Şikayet dilekçesinde, borçlunun takipten 02/11/2014 tarihinde haberdar olduğunun bildirildiği, icra mahkemesine ise şikayet yoluyla 30.03.2015 tarihinde başvurulduğu bu durumda, usulsüz tebliğ şikayetinin İİK"nun 16/1. maddesinde öngörüldüğü üzere yasal 7 günlük süre içerisinde yapılmadığı anlaşılmaktadır.
O halde, mahkemece şikayetin süre aşımından reddine karar verilmesi gerekirken, işin esasının incelenerek yazılı şekilde hüküm tesisi isabetsizdir.
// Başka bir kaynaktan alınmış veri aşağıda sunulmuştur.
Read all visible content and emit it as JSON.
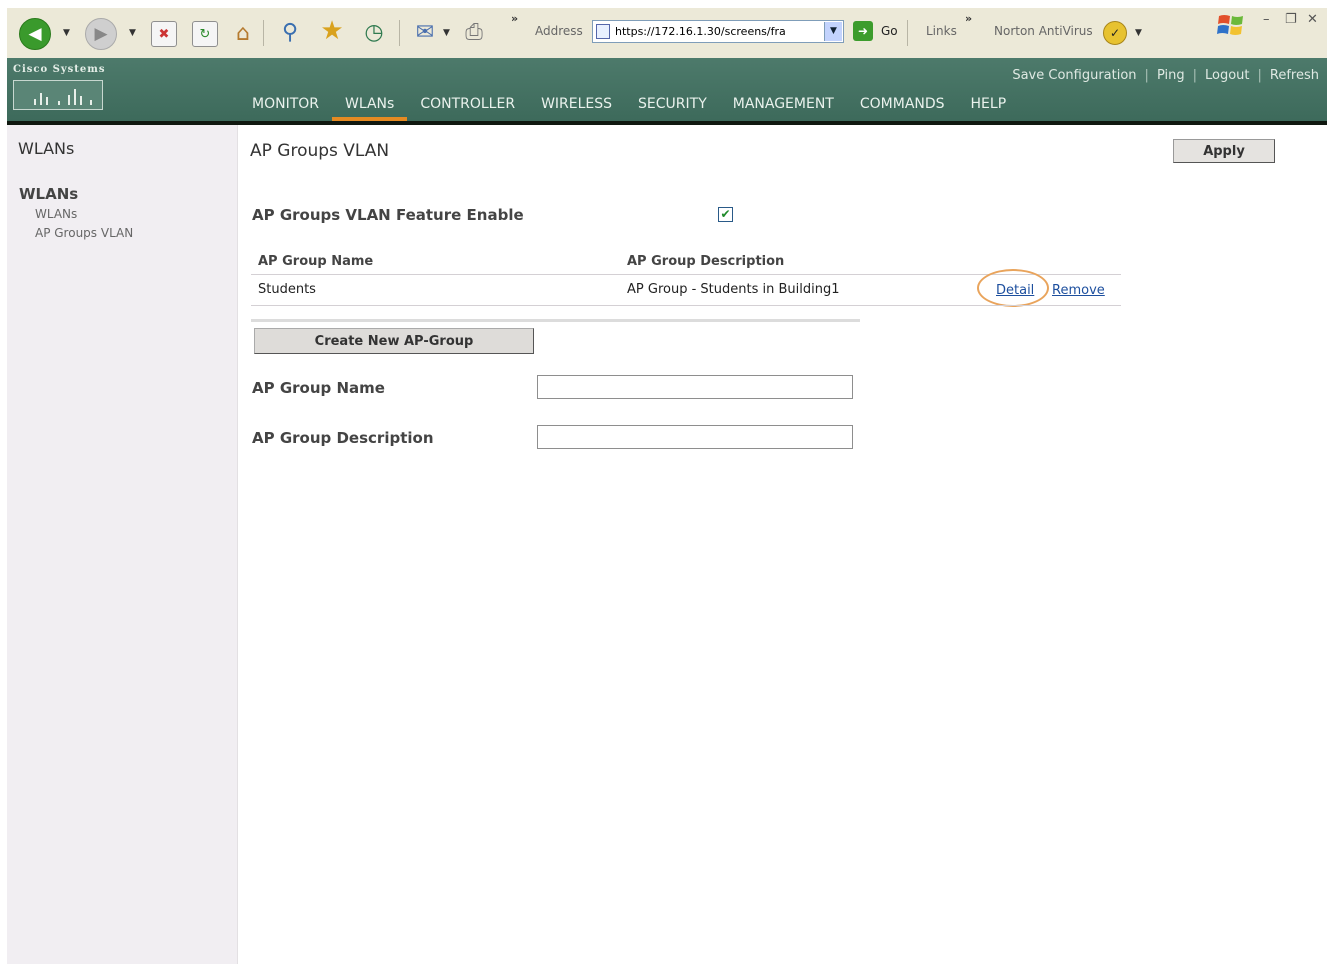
{
  "browser": {
    "chevron_1": "»",
    "chevron_2": "»",
    "address_label": "Address",
    "address_url": "https://172.16.1.30/screens/fra",
    "go_label": "Go",
    "links_label": "Links",
    "norton_label": "Norton AntiVirus"
  },
  "header": {
    "brand": "Cisco Systems",
    "top_links": [
      "Save Configuration",
      "Ping",
      "Logout",
      "Refresh"
    ],
    "nav": [
      "MONITOR",
      "WLANs",
      "CONTROLLER",
      "WIRELESS",
      "SECURITY",
      "MANAGEMENT",
      "COMMANDS",
      "HELP"
    ],
    "active_nav": "WLANs"
  },
  "sidebar": {
    "title": "WLANs",
    "section": "WLANs",
    "items": [
      "WLANs",
      "AP Groups VLAN"
    ]
  },
  "main": {
    "title": "AP Groups VLAN",
    "apply_label": "Apply",
    "feature_label": "AP Groups VLAN Feature Enable",
    "feature_enabled": true,
    "table": {
      "headers": [
        "AP Group Name",
        "AP Group Description"
      ],
      "rows": [
        {
          "name": "Students",
          "description": "AP Group - Students in Building1",
          "detail_label": "Detail",
          "remove_label": "Remove"
        }
      ]
    },
    "create_button_label": "Create New AP-Group",
    "form": {
      "group_name_label": "AP Group Name",
      "group_name_value": "",
      "group_description_label": "AP Group Description",
      "group_description_value": ""
    }
  },
  "colors": {
    "header_bg": "#4d7a6b",
    "active_tab": "#e58a22",
    "link": "#1d4f9e",
    "highlight": "#e9a45c",
    "sidebar_bg": "#f1eef2"
  }
}
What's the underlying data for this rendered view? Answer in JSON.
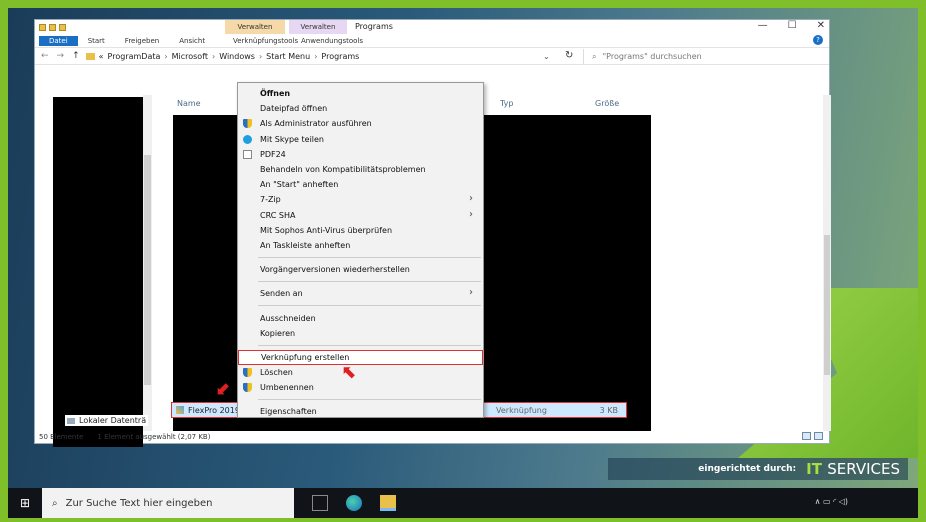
{
  "window": {
    "title": "Programs",
    "context_tabs": [
      "Verwalten",
      "Verwalten"
    ],
    "context_subtabs": [
      "Verknüpfungstools",
      "Anwendungstools"
    ],
    "controls": [
      "—",
      "☐",
      "✕"
    ]
  },
  "ribbon": {
    "tabs": [
      "Datei",
      "Start",
      "Freigeben",
      "Ansicht"
    ],
    "help": "?"
  },
  "address": {
    "back": "←",
    "forward": "→",
    "up": "↑",
    "prefix": "«",
    "crumbs": [
      "ProgramData",
      "Microsoft",
      "Windows",
      "Start Menu",
      "Programs"
    ],
    "separator": "›",
    "dropdown": "⌄",
    "refresh": "↻"
  },
  "search": {
    "placeholder": "\"Programs\" durchsuchen",
    "icon": "search-icon"
  },
  "columns": {
    "name": "Name",
    "type": "Typ",
    "size": "Größe"
  },
  "navpane": {
    "local_drive": "Lokaler Datenträ"
  },
  "file": {
    "name": "FlexPro 2019",
    "type": "Verknüpfung",
    "size": "3 KB"
  },
  "status": {
    "count": "50 Elemente",
    "selected": "1 Element ausgewählt (2,07 KB)"
  },
  "context_menu": {
    "items": [
      {
        "label": "Öffnen",
        "bold": true
      },
      {
        "label": "Dateipfad öffnen"
      },
      {
        "label": "Als Administrator ausführen",
        "icon": "shield-icon"
      },
      {
        "label": "Mit Skype teilen",
        "icon": "skype-icon"
      },
      {
        "label": "PDF24",
        "icon": "document-icon"
      },
      {
        "label": "Behandeln von Kompatibilitätsproblemen"
      },
      {
        "label": "An \"Start\" anheften"
      },
      {
        "label": "7-Zip",
        "submenu": true
      },
      {
        "label": "CRC SHA",
        "submenu": true
      },
      {
        "label": "Mit Sophos Anti-Virus überprüfen"
      },
      {
        "label": "An Taskleiste anheften"
      },
      {
        "label": "Vorgängerversionen wiederherstellen"
      },
      {
        "label": "Senden an",
        "submenu": true
      },
      {
        "label": "Ausschneiden"
      },
      {
        "label": "Kopieren"
      },
      {
        "label": "Verknüpfung erstellen",
        "highlighted": true
      },
      {
        "label": "Löschen",
        "icon": "shield-icon"
      },
      {
        "label": "Umbenennen",
        "icon": "shield-icon"
      },
      {
        "label": "Eigenschaften"
      }
    ],
    "submenu_arrow": "›"
  },
  "branding": {
    "label": "eingerichtet durch:",
    "brand_it": "IT",
    "brand_rest": "SERVICES"
  },
  "taskbar": {
    "search_placeholder": "Zur Suche Text hier eingeben",
    "tray": "∧ ▭ ◜ ◁)"
  },
  "colors": {
    "accent": "#1a6fc4",
    "highlight_border": "#e03030",
    "selection": "#cde8ff",
    "brand_green": "#a6e03d"
  }
}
SONUÇ : Alacaklının temyiz isteminin kabulü ile mahkeme kararının yukarıda yazılı nedenlerle İİK"nun 366 ve HUMK’nun 428. maddeleri uyarınca re"sen (BOZULMASINA), bozma nedenine göre alacaklının, mahkemenin asıl kararına, borçlunun ise 22/10/2015 tarihli ek kararına yönelik temyiz itirazlarının incelenmesine yer olmadığına, peşin alınan harcın istek halinde iadesine, ilamın tebliğinden itibaren 10 gün içinde karar düzeltme yolu açık olmak üzere, 03.05.2017 gününde oybirliğiyle karar verildi.